How does the Spirit of God dwell in us? Well, the sacraments, beginning with baptism, which is our first encounter of the indwelling of the Spirit. Baptism opens us to the grace of God and by receiving God’s grace, we are able to transcend our flesh and live in the spirit. But, that transcendence is not always automatic. In other words, in the Christian life, and especially from the Catholic perspective, we are invited to cooperate with God’s grace to more fully live in the spirit.

To cooperate with God’s grace, we might consider the Lord’s Prayer. I know we will pray the Lord’s Prayer at Mass today, but I hope every one of us is praying this prayer daily, throughout the day. And consider the meaning of these words: “Thy kingdom come, Thy will be done on earth as it is in heaven.” Whenever I pray the Lord’s Prayer I always stress those words “Thy will be done,” because my life is not my own, it was purchased by the Blood of Christ.

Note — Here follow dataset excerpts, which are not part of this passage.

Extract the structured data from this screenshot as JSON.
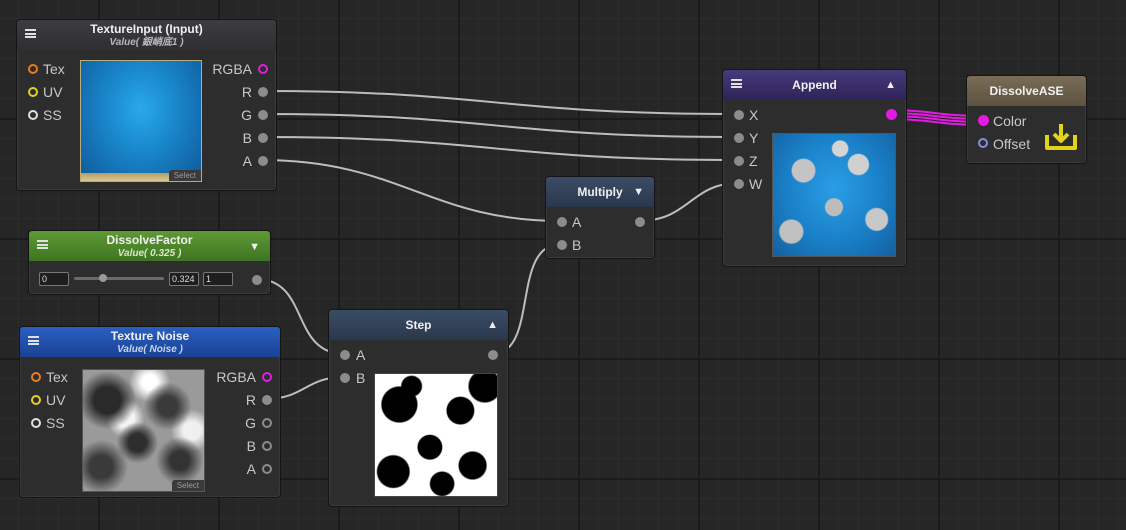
{
  "texture_input": {
    "title": "TextureInput (Input)",
    "subtitle": "Value( 銀峭底1 )",
    "inputs": [
      "Tex",
      "UV",
      "SS"
    ],
    "outputs": [
      "RGBA",
      "R",
      "G",
      "B",
      "A"
    ],
    "select_label": "Select"
  },
  "dissolve_factor": {
    "title": "DissolveFactor",
    "subtitle": "Value( 0.325 )",
    "min": "0",
    "value": "0.324",
    "max": "1",
    "slider_position": 0.325
  },
  "texture_noise": {
    "title": "Texture Noise",
    "subtitle": "Value( Noise )",
    "inputs": [
      "Tex",
      "UV",
      "SS"
    ],
    "outputs": [
      "RGBA",
      "R",
      "G",
      "B",
      "A"
    ],
    "select_label": "Select"
  },
  "step": {
    "title": "Step",
    "inputs": [
      "A",
      "B"
    ]
  },
  "multiply": {
    "title": "Multiply",
    "inputs": [
      "A",
      "B"
    ]
  },
  "append": {
    "title": "Append",
    "inputs": [
      "X",
      "Y",
      "Z",
      "W"
    ]
  },
  "dissolve_ase": {
    "title": "DissolveASE",
    "inputs": [
      "Color",
      "Offset"
    ]
  },
  "colors": {
    "tex_port": "#e87c1e",
    "uv_port": "#e2d21c",
    "ss_port": "#e0e0e0",
    "rgba_port": "#e01ce0",
    "offset_port": "#8a8ae8",
    "wire": "#bdbdbd",
    "wire_color": "#e01ce0",
    "dissolve_factor_header": "#4e8a2a",
    "texture_noise_header": "#1e4fa8",
    "texture_input_header": "#353539",
    "append_header": "#3a2e6a",
    "step_header": "#2e3e55",
    "multiply_header": "#2e3e55",
    "master_header": "#6e6250"
  },
  "icons": {
    "menu": "hamburger-icon",
    "collapse_up": "triangle-up-icon",
    "collapse_down": "triangle-down-icon",
    "master": "download-tray-icon"
  }
}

By putting aside our own will, we learn to more fully embrace God’s will. That is truly what it means to live in the spirit.

And so, as we seek to live in the spirit, may our experience of the Most Holy Sacrament of the Altar strengthen our resolve to put aside the things of the flesh so we may live more fully for God. And may the communion we share be a sign of the indwelling of Christ in each of us, who calls us to himself and gives us rest.